« Avez-vous une langue nationale ? Est-elle réellement différente du russe ? » Malheureusement et tragiquement – est-il nécessaire de le préciser ? –, il a fallu que des massacres soient perpétrés dans un pays du centre de l’Europe pour que le monde entier découvre que ce pays possède une langue et une culture, à la fois à nulle autre pareille et ayant des airs de famille évidents avec celles des autres pays européens. Je préciserai, dès l’abord, que, même si elle est majoritairement ukrainophone, ma littérature s’est aussi écrite en latin, en yiddish, en russe, en allemand…

La « Babylone de l’Europe du Sud-Est »

L’Ukraine est sans conteste européenne. Et chacune de ses régions l’est à sa façon. Aussi n’évoquerai-je que la mienne, la Bucovine, une région dont les frontières ne sont pas une ligne de séparation étanche, mais un espace où les identités et les cultures se confortent, se confrontent et se créolisent et où se brouille la distinction du dedans et du dehors.
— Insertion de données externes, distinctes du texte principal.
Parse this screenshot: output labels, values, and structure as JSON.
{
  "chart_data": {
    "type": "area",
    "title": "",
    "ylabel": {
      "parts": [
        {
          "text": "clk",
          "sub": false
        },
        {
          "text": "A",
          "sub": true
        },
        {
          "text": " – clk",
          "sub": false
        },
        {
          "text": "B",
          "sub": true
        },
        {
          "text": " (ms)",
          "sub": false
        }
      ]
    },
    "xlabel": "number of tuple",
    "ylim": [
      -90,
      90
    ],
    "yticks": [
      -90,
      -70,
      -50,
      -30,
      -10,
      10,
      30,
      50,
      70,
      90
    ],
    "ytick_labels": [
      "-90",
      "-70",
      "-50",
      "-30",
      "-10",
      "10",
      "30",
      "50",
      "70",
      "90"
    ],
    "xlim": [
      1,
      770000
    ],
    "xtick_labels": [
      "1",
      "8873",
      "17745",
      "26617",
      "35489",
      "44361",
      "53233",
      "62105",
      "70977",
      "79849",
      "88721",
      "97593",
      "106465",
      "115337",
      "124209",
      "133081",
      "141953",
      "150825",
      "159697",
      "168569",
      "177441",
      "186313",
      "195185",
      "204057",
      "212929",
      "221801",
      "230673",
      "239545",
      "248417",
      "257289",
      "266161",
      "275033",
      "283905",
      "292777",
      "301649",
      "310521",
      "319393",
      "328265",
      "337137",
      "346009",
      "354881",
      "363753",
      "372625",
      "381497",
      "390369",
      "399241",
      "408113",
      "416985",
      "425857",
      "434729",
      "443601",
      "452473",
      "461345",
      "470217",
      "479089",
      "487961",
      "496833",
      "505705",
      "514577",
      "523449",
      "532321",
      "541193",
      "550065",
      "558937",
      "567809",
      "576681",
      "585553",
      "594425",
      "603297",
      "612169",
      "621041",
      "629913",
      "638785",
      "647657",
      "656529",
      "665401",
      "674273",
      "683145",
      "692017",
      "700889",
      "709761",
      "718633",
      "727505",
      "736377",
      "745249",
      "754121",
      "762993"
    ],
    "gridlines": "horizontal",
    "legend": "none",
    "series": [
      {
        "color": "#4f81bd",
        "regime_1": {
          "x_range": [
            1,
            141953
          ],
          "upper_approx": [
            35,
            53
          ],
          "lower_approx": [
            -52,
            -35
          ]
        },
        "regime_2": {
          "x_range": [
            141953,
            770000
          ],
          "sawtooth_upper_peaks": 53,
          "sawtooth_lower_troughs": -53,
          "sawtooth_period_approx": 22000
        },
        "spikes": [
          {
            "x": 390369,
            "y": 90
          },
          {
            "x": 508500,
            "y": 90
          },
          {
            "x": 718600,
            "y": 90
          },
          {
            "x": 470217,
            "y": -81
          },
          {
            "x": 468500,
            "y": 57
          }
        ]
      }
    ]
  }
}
Non sans difficulté, parfois, il va de soi. Mais n’en est-il pas de même pour l’Europe ? Située au croisement de l’Europe occidentale et orientale, ma ville a été autrichienne (Czernowitz), roumaine, soviétique, de nouveau roumaine, derechef soviétique et actuellement ukrainienne (Tchernivtsi). C’est une métropole dont le niveau culturel n’a rien à envier à celui des grandes villes d’Europe, comme ses dénominations paraphrastiques le disent clairement : « la Petite Vienne » ou « le Petit Paris ».

Cette contrée a vu naître de nombreux écrivains, artistes, philosophes mondialement connus. Ainsi, le poète Paul Celan se plaisait à rappeler que sa ville, Czernowitz, était « une terre où vivaient les gens et les livres » ; l’écrivain allemand Georg Heinzen constatait, quant à lui, qu’il y avait dans cette ville « plus de librairies que de boulangeries ». L’existence de cet homo legens perdure encore aujourd’hui comme l’attestent la renommée et le succès de Méridien Czernowitz, un festival annuel de poésie multilingue qui accueille des écrivains et des artistes de toute l’Europe. Les traductions ukrainiennes des auteurs natifs de la région qui ont écrit dans d’autres langues européennes sont régulièrement publiées et étudiées.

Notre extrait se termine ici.